Friday, November 11, 2011

Is this real?

Today, part 2 of Harry Potter and the Deathly Hallows is available in stores. When the movie opened in theaters this past July, I used it as an opportunity to write about teaching as storytelling. In this post, I want to take a look at a particular exchange between two main characters and consider what it might mean for teaching and learning mathematics. Warning - spoilers ahead.

The following happens near the end of the story. Harry has sacrificed himself to save his friends and finds himself in an ethereal version of King's Cross Station talking with his deceased mentor, Albus Dumbledore. The conversation is nearly over when this brief exchange occurs.
     "Tell me one last thing," said Harry. "Is this real? Or has this been happening inside my head?"
     Dumbledore beamed at him, and his voice sounded loud and strong in Harry's ears even though the bright mist was descending again, obscuring his figure.
     "Of course it is happening inside your head, Harry, but why on earth should that mean that it is not real?"
There seems to be a strong push in mathematics education to attach some real-world significance to nearly every topic in the curriculum. I appreciate the effort and agree that content a learner can connect to is more likely to be engaging. For me, however, the search for context to wrap around content can sometimes be distracting and inauthentic.

How can real-world examples be inauthentic? Let me provide a personal example. As a middle school mathematics teacher, I often extolled the practicality of learning to add and subtract fractions with unlike denominators. I would say, "You'll need this skill in cooking and building." Now maybe someone else can pull this off in an authentic way, but I cannot remember ever adding or subtracting fractions outside of an educational setting. Granted, I do not cook or build anything from scratch so I may be missing something. This only reinforces that this purpose was inauthentic to me and a distraction to my learners.

My problem was that I was confusing context with purpose. I now explain to learners that the rationale behind our lessons on fractions are related to the NCTM Process Standards and not some potential future use. I do not know if my learners will ever need to add or subtract fractions while cooking. I am sure that their future success will depend on their ability to problem solve, reason, communicate their thinking, use representations, and make connections. Yes, even connections to the real-world. 

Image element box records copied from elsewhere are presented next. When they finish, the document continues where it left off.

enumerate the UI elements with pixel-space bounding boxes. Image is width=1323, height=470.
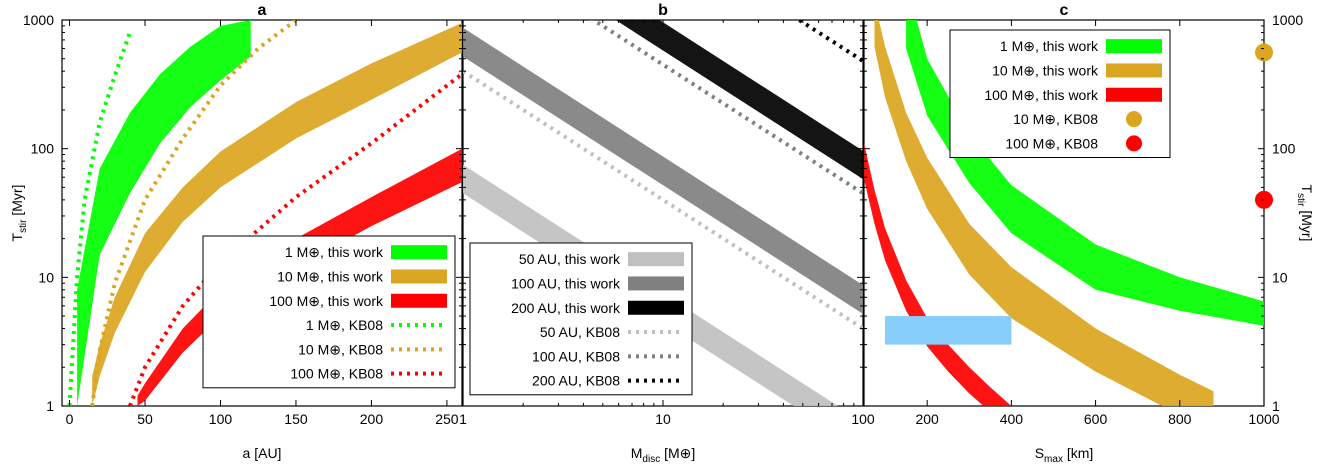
y-tick-label: 1 [1272,398,1280,414]
y-axis-label: Tstir [Myr] [1295,185,1315,242]
legend-entry-label: 200 AU, this work [511,300,621,316]
band-c-10-m-this-work [874,20,1214,406]
legend-swatch [391,293,447,308]
band-b-100-au-this-work [463,27,863,314]
x-tick-label: 800 [1168,411,1192,427]
legend-entry-label: 1 M⊕, KB08 [306,317,383,333]
band-c-100-m-this-work [864,143,1012,406]
legend-swatch [1106,63,1162,78]
data-layer-a [67,20,462,406]
x-tick-label: 100 [851,411,875,427]
panel-title: b [658,2,668,19]
legend-swatch [1126,111,1142,128]
legend-entry-label: 100 M⊕, KB08 [290,366,383,382]
legend-entry-label: 100 M⊕, this work [269,293,384,309]
legend-swatch [1126,135,1142,152]
panel-title: c [1060,2,1069,19]
x-tick-label: 0 [66,411,74,427]
x-tick-label: 50 [137,411,153,427]
legend-swatch [1106,87,1162,102]
panel-title: a [258,2,267,19]
legend-c: 1 M⊕, this work 10 M⊕, this work 100 M⊕, t… [949,29,1171,158]
x-tick-label: 1 [459,411,467,427]
x-tick-label: 250 [435,411,459,427]
legend-swatch [628,300,684,315]
legend-b: 50 AU, this work 100 AU, this work 200 AU,… [469,242,693,396]
y-tick-label: 1000 [23,12,54,28]
legend-entry-label: 50 AU, this work [519,251,621,267]
band-a-100-m-this-work [137,148,462,406]
y-tick-label: 100 [1272,141,1296,157]
x-tick-label: 1000 [1248,411,1279,427]
legend-entry-label: 50 AU, KB08 [540,324,620,340]
point-c-10-m-kb08 [1255,43,1273,62]
band-b-50-au-this-work [463,164,838,406]
legend-entry-label: 10 M⊕, this work [277,268,384,284]
legend-swatch [628,252,684,267]
x-axis-label: a [AU] [243,445,282,461]
legend-swatch [391,245,447,260]
legend-entry-label: 10 M⊕, KB08 [298,341,383,357]
x-tick-label: 200 [360,411,384,427]
legend-entry-label: 1 M⊕, this work [1000,38,1099,54]
legend-entry-label: 10 M⊕, KB08 [1013,111,1098,127]
data-layer-c [864,20,1264,406]
x-tick-label: 200 [915,411,939,427]
y-tick-label: 1 [46,398,54,414]
band-c-1-m-this-work [906,20,1264,326]
x-tick-label: 400 [1000,411,1024,427]
x-tick-label: 600 [1084,411,1108,427]
band-a-10-m-this-work [92,22,462,406]
legend-entry-label: 1 M⊕, this work [285,244,384,260]
y-tick-label: 100 [31,141,55,157]
legend-a: 1 M⊕, this work 10 M⊕, this work 100 M⊕, t… [202,235,456,389]
band-b-200-au-this-work [615,20,863,180]
y-tick-label: 10 [38,269,54,285]
highlight-rect-c [885,316,1012,345]
x-axis-label: Smax [km] [1035,445,1094,465]
y-tick-label: 10 [1272,269,1288,285]
legend-entry-label: 100 AU, KB08 [532,348,620,364]
panel-a: 0 50 100 150 200 250 1 10 100 1000 a a [AU] Tstir [M… [9,2,463,461]
y-axis-label: Tstir [Myr] [9,185,29,242]
legend-entry-label: 100 M⊕, this work [984,87,1099,103]
legend-entry-label: 10 M⊕, this work [992,62,1099,78]
legend-entry-label: 200 AU, KB08 [532,373,620,389]
x-tick-label: 100 [209,411,233,427]
y-tick-label: 1000 [1272,12,1303,28]
legend-entry-label: 100 AU, this work [511,275,621,291]
band-a-1-m-this-work [77,20,251,406]
panel-b: 1 10 100 b Mdisc [M⊕] 50 AU, this work 100 AU,… [459,2,875,465]
x-tick-label: 10 [655,411,671,427]
legend-swatch [1106,39,1162,54]
data-layer-b [463,20,863,406]
legend-swatch [391,269,447,284]
legend-swatch [628,276,684,291]
legend-entry-label: 100 M⊕, KB08 [1005,135,1098,151]
x-tick-label: 150 [284,411,308,427]
dotted-line-a-10-m-kb08 [90,20,298,406]
x-axis-label: Mdisc [M⊕] [631,445,696,465]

Let me be clear that I am not suggesting context is not important. In order to learn something new, we need to connect to something known. Looking back, I am not sure how many 8th-graders have experience with cooking and building. They are familiar with time, however, which is why I like using the clock model. They also have worked with whole numbers, and I often try to connect to these computational experiences. Sometimes the mathematics itself is the context.

Essentially, it is about finding what is real for my learners. Certainly, there will be times when their reality is at odds with that of the mathematical community - that is when the fun begins. I can only hope that my learners, like Harry, will begin by asking, "Is this real?"


  1. When I cook, I am really lazy about washing measuring cups, so I am forever wondering, "how many times do I have to fill a 2/3 of a cup measure to measure 3/4 of a cup?" (which is dividing fractions). I also often think about doubling, tripling, or halving fractions when I change the size of a recipe. I rarely add or subtract fractions when cooking, except that I somtimes use repeated subtraction or repeated addition to do the dividing or multiplying.

  2. Popularity of Sudoku means that that puzzle became a reality for so many people. Their reality did not include Sudoku until the puzzle had been invented. This should serve a model for math education or any other kind of education. Students' reality is important and must be taken into account by a teacher who molds their reality to include what s/he teachers. But mold s/he has to do.

  3. Thank you for your comments. I see teachers as cultural ambassadors for their disciplines. Being able to share my authentic interests and the accepted norms of the scholarly community are important aspects of my role as a teacher. Some of these ideas (measurement division) and activities (Sudoku) may be new to my learners and I will need to support their adoption into the learners' schema.

    I also want learners to add their own unique perspectives to our exploration of the discipline. Who knows what new ideas will be created, challenged, and consolidated as a result? Maybe we are talking about different levels, but as a teacher I would rather be a model than a molder.

  4. I think context is very important, more than function(utility) - but that's just my opinion. This might help clarify my point.

    Stories provide great contexts.

  5. I think there is always a tension between real-world applications of what students learn in school and the need for simple thought play, as I call it.
    At one end of the spectrum you have this push for making the context "authentic" and rooted in adult-like life, and at the other our innate need for imaginative play.

    While you refer here to mathematics only, I see it as a broader issue with education today. The focus on STEM, on project-based learning and the general dismiss of humanities as being "non-productive" subjects makes me think how much we need to recover from this abyss. I don't believe school should be a replica of the world of work to this extent. Students need to play, experiment, create, wonder beyond it.